Thanks for the information. I suspect that will get me going in the right direction.

The lastest piece of the puzzle is the service will not shutdown.

The server stops listening on 8080, but a portion of the persistent connections still remain connected according to netstat.

If I kill the PID, I suspect the lock will not be released?

phildunlap

I don't think you should run into any locked file issues. Kill away.

Brad_GMI

It appears as though I am back in business. This has apparently been going on since July 5.

I restored the backup from July 4 and all appears to be functioning.

The database is sitting at 3 GB now. Any idea what would cause such a dramatic increase?

Thank you for the assistance!

phildunlap

3GB still seems pretty big to me. Do you have the NoSQL module installed?

Any idea what would cause such a dramatic increase?

Recently we discovered that updates to blob columns in the H2 database will expand the database. This was particularly an issue for things with Persistent TCP Publishers that had sync'ing enabled, as unto recently the tracking of how far points had sync'ed was done in a single blob for the whole publisher, which meant an update for every point that sync'ed and thus a continuously expanding database.

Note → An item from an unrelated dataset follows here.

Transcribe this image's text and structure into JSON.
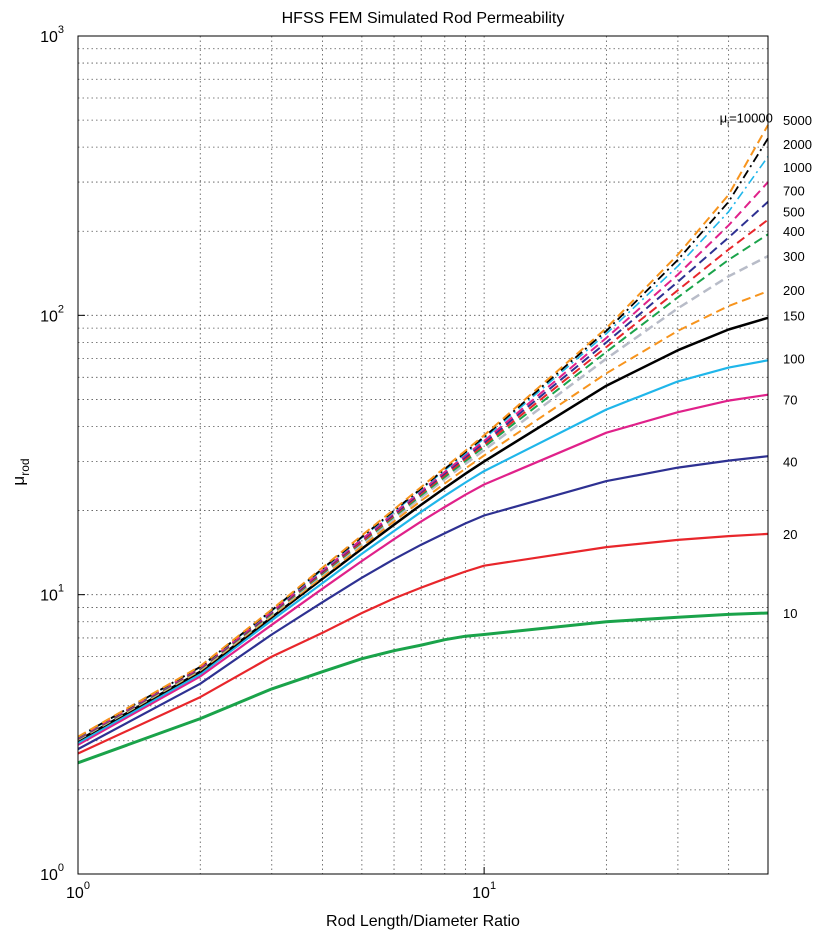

So, some ways to deal with that would be converting to MySQL, or updating to the latest Mango where we have mitigated at least that source of growth via move the tracking of sync times into its own, non-blob database table.

At 3GB (if you have NoSQL installed) I would still expect there to be a considerable amount of clutter making that DB large, and you may benefit further from another purge-restore. If you aren't using NoSQL I would just assume that's the pointValues table getting large.

Brad_GMI

This is a enterprise install with NoSQL.

There are currently ~35 Persistent TCP datasources in this install.

I did notice today that the datasource page will not load the datasources, but the dashboard and datapoints pages appear to be displaying the data properly.

I'm going to check an older database and see if that helps.

phildunlap

I have a suspicion the data source page issue would be the one in this thread, with the course of resolution I suspect you will use provided by Jared at the end (unless you are going to upgrade the instance): https://forum.infiniteautomation.com/topic/3551/data-sources-does-not-appear

The problem was more pronounced on the publisher, but I could see how points being updated could cause that. I would really consider moving your installation to MySQL, since you are on 2.8 and MySQL doesn't have the issue.